The author (who must not be confused with Arne or Irving Fisher) has an answer to the query as to the singular of “statistics.” A statistic is a quantity such as an average or correlation coefficient which summarizes characteristics of a body of data relevant to a particular inquiry. The criterion of “maximum likelihood” for the derivation of statistics which he invented is illustrated. His position regarding the number of classes with which tables of χ2 must be entered is clearly set forth.
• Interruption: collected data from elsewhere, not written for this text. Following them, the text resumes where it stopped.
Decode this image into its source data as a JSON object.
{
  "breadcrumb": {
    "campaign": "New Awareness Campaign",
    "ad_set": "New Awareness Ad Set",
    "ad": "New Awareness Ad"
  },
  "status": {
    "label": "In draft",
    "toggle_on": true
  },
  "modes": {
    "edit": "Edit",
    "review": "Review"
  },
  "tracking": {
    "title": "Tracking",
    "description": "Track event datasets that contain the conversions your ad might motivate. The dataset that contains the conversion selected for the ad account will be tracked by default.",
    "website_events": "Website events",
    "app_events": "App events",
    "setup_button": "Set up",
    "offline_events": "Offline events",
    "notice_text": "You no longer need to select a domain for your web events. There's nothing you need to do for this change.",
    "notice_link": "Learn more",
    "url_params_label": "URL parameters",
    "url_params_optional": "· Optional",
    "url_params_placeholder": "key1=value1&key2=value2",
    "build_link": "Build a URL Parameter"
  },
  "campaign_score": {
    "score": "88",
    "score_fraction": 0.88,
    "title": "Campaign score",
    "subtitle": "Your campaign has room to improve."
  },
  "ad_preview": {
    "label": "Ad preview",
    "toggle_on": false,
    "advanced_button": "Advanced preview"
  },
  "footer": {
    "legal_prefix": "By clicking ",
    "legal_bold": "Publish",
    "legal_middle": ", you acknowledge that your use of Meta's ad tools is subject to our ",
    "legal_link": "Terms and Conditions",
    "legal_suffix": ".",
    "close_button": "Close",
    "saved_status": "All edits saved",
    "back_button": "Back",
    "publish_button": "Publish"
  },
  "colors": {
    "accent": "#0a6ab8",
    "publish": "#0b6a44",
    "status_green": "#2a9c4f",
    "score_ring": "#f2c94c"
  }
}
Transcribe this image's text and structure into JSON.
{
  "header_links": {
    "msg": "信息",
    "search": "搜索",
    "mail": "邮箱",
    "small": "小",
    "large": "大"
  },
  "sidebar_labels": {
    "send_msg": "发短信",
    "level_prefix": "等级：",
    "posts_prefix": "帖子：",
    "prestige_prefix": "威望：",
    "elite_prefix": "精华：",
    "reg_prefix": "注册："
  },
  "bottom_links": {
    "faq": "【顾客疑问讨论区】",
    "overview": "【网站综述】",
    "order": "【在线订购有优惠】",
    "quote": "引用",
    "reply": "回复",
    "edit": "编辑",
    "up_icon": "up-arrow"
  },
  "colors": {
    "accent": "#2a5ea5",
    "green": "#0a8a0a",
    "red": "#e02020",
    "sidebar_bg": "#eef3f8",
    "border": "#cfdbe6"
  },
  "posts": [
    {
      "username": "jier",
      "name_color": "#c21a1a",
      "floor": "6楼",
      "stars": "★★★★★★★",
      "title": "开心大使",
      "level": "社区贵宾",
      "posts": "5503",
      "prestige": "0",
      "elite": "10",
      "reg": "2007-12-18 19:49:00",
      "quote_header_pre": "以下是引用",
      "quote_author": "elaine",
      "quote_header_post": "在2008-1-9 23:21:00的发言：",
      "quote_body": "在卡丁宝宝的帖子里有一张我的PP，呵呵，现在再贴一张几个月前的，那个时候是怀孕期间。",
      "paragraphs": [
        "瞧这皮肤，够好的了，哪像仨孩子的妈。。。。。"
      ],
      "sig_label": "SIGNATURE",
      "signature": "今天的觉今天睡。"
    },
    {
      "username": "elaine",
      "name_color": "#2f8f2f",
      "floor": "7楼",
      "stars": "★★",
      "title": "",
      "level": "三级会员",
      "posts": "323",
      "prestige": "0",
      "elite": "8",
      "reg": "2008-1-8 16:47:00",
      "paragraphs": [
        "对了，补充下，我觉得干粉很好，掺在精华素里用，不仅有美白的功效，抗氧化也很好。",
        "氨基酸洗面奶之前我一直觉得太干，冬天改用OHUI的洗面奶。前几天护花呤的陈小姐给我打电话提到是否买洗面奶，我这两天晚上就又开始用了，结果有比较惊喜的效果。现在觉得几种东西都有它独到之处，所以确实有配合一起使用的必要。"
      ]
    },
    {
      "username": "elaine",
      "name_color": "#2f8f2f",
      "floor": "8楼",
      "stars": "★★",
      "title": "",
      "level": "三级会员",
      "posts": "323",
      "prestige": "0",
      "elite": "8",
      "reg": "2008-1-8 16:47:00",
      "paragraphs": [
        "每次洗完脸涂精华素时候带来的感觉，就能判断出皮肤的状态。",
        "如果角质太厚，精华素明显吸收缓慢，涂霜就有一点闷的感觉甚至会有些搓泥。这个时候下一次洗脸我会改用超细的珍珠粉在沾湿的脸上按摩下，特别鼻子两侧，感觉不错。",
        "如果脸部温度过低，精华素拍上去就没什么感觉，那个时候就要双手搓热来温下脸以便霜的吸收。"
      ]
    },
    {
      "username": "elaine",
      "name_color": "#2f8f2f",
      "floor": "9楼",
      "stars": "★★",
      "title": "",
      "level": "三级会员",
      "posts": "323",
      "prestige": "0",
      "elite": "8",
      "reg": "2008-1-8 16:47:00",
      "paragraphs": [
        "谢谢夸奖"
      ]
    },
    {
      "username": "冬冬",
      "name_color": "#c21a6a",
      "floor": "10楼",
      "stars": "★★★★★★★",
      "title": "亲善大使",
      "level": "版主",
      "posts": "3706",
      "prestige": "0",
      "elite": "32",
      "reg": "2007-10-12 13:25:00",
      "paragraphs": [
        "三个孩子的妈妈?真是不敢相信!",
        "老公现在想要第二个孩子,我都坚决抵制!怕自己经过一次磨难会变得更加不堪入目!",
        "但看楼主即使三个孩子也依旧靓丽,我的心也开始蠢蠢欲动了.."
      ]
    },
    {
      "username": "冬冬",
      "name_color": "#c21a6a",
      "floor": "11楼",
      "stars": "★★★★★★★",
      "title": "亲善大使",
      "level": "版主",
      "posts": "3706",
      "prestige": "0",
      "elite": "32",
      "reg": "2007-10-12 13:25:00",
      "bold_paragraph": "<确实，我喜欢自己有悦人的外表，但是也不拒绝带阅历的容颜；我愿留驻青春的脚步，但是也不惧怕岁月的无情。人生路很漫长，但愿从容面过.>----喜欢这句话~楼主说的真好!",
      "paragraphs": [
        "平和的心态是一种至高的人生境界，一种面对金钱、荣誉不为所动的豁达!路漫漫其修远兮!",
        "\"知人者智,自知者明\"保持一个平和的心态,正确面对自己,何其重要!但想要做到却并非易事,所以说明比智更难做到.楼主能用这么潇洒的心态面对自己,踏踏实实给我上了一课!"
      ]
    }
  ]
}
Some slight preliminary knowledge of statistical concepts is needed to make the reading smooth. The absence of proofs and the omission of some topics make the book inadequate for mathematical readers, who will find it desirable to read also the author's original papers. If used in a course in mathematical statistics it should be supplemented with these proofs. It would be impossible to combine in such brevity a compendium of sound practical methods with a complete theoretical development. The author's work is of revolutionary importance and should be far better known in this country.